For other databases which does not support array, you cannot store a list of primitive values into single column of database. The easiest way to deal with it is to introduce serialization and create single string which can be stored to server. So looking at above class, for public List<string> topLevelDomain property, you can rewrite it in following way,

[NotMapped]
public List<string> topLevelDomain
{
    get => Deserialize(TopLevelDomainString);
    set => TopLevelDomainString = Serialize(value);
}
public string TopLevelDomainString { get; set; }

With NotMapped attribute EF will not map topLevelDomain property. But TopLevelDomainString will be persisted to database and it will get values from topLevelDomain. As for Serialize/Deserialize methods, you can use any serialization method. You can use JsonSerializer directly (since you are already using JSON objects. Or you can just combine strings using , as delimiter and split string from server using it.
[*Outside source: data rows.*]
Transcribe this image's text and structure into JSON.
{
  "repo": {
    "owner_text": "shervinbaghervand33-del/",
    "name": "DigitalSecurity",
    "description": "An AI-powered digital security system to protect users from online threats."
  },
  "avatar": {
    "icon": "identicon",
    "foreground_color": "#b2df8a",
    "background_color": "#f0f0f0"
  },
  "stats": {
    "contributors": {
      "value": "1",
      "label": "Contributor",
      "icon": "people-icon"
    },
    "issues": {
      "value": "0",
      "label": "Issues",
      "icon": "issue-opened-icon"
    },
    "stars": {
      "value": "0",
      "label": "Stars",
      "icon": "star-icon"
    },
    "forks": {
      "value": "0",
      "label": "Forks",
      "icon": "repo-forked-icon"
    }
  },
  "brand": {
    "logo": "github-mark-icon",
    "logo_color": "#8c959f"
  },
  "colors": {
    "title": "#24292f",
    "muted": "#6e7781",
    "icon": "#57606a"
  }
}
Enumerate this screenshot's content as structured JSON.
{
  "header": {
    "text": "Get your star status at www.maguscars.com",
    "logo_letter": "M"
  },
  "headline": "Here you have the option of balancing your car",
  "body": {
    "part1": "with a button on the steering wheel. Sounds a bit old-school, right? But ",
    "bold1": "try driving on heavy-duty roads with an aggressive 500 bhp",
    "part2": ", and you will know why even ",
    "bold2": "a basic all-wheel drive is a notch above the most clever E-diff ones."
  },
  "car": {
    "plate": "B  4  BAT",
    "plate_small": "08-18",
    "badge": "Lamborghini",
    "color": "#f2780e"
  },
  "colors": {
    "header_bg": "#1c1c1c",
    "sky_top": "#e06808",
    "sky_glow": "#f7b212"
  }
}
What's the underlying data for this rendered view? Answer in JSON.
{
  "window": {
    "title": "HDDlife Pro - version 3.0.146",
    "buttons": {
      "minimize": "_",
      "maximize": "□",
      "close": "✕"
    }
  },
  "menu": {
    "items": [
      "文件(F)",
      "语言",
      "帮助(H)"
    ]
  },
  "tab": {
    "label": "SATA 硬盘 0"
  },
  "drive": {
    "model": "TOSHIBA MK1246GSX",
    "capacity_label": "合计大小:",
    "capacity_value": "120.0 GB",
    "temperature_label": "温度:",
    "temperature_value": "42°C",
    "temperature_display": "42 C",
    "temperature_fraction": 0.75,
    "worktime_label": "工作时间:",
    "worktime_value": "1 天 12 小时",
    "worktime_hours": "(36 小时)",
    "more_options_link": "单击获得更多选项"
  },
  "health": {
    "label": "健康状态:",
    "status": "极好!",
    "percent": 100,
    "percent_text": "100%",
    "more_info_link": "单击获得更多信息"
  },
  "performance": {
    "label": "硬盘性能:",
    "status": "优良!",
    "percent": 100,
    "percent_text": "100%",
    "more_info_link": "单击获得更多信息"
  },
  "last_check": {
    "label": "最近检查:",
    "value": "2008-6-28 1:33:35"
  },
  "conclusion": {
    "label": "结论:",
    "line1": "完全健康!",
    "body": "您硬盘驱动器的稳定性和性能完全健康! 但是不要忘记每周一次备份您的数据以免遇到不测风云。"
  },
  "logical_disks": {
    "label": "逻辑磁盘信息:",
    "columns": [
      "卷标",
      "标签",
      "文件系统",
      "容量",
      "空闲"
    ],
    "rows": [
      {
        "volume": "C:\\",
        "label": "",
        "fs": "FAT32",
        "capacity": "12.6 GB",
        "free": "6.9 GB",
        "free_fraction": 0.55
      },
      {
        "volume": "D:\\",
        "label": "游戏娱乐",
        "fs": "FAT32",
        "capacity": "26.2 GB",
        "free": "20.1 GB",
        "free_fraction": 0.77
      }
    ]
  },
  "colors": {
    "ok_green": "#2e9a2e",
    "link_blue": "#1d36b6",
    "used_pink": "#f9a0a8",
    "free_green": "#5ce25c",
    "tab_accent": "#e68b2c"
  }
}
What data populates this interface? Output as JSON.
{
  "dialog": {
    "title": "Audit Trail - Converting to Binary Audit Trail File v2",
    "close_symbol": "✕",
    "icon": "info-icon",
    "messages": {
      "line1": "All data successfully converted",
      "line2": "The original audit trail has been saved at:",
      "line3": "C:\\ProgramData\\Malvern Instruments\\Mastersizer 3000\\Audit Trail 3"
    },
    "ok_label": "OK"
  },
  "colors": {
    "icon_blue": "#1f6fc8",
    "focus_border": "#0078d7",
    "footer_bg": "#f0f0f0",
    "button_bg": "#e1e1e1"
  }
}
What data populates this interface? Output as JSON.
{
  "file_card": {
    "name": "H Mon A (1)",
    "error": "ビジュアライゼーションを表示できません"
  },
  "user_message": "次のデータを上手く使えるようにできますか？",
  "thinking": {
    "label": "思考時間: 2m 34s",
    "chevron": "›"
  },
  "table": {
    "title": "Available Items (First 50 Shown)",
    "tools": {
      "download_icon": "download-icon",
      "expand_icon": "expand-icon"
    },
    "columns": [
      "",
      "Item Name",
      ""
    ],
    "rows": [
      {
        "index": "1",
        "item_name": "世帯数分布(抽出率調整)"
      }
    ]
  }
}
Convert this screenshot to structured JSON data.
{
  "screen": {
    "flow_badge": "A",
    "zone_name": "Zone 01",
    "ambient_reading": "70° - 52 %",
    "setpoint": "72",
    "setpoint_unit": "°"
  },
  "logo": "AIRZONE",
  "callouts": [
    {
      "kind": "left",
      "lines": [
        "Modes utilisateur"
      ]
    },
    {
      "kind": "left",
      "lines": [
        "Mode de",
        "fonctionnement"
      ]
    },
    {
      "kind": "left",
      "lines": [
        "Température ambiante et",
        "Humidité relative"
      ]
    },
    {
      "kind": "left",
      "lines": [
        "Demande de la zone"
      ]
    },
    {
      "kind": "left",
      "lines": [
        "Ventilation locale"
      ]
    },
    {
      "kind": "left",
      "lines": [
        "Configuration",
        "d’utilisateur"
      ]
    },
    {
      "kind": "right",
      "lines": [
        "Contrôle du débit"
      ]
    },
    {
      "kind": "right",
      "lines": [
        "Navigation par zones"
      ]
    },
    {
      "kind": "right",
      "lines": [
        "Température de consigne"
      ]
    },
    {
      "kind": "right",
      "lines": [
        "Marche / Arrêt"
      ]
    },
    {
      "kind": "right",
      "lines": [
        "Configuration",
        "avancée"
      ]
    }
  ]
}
Starting with EF Core 2.1 version, you can use Value-Conversion feature directly to provide funcs to do conversion (essentially serialization code like above) to EF and EF will do it while reading/saving data from/to server. This will avoid you having to create additional CLR property.

2
4/25/2018 10:07:28 PM

Popular Answer

Here is your auto-generated class:

    public class RootObject
    {
        public string name { get; set; }
        public List<string> topLevelDomain { get; set; }
        public string alpha2Code { get; set; }
        public string alpha3Code { get; set; }
        public List<string> callingCodes { get; set; }
        public string capital { get; set; }
        public List<string> altSpellings { get; set; }
        public string region { get; set; }
        public string subregion { get; set; }
        public int population { get; set; }
        public List<double> latlng { get; set; }
    }

Let's prepare another simple one:

    public class MyRootObject
    {
        public MyRootObject(RootObject root)
        {
            Name = root.name;
            List<CallingCode> callingCodesConverted = new List<CallingCode>();

            foreach (string code in root.callingCodes)
            {
                CallingCode newCode = new CallingCode() { Code = code };
                callingCodesConverted.Add(newCode);
            }

            CallingCodes = callingCodesConverted;
        }

        public string Name { get; set; }

        public List<CallingCode> CallingCodes { get; set; }
    }

Now you could first do encoding from json to class RootObject, and then create MyRootObject based on it:

        string path = @"D:\test.txt";

        var r = new StreamReader(path);
        var myJson = r.ReadToEnd();

        RootObject root = Json.Decode<RootObject>(myJson);

        MyRootObject myroot = new MyRootObject(root);

Sure MyRootObject is only an example.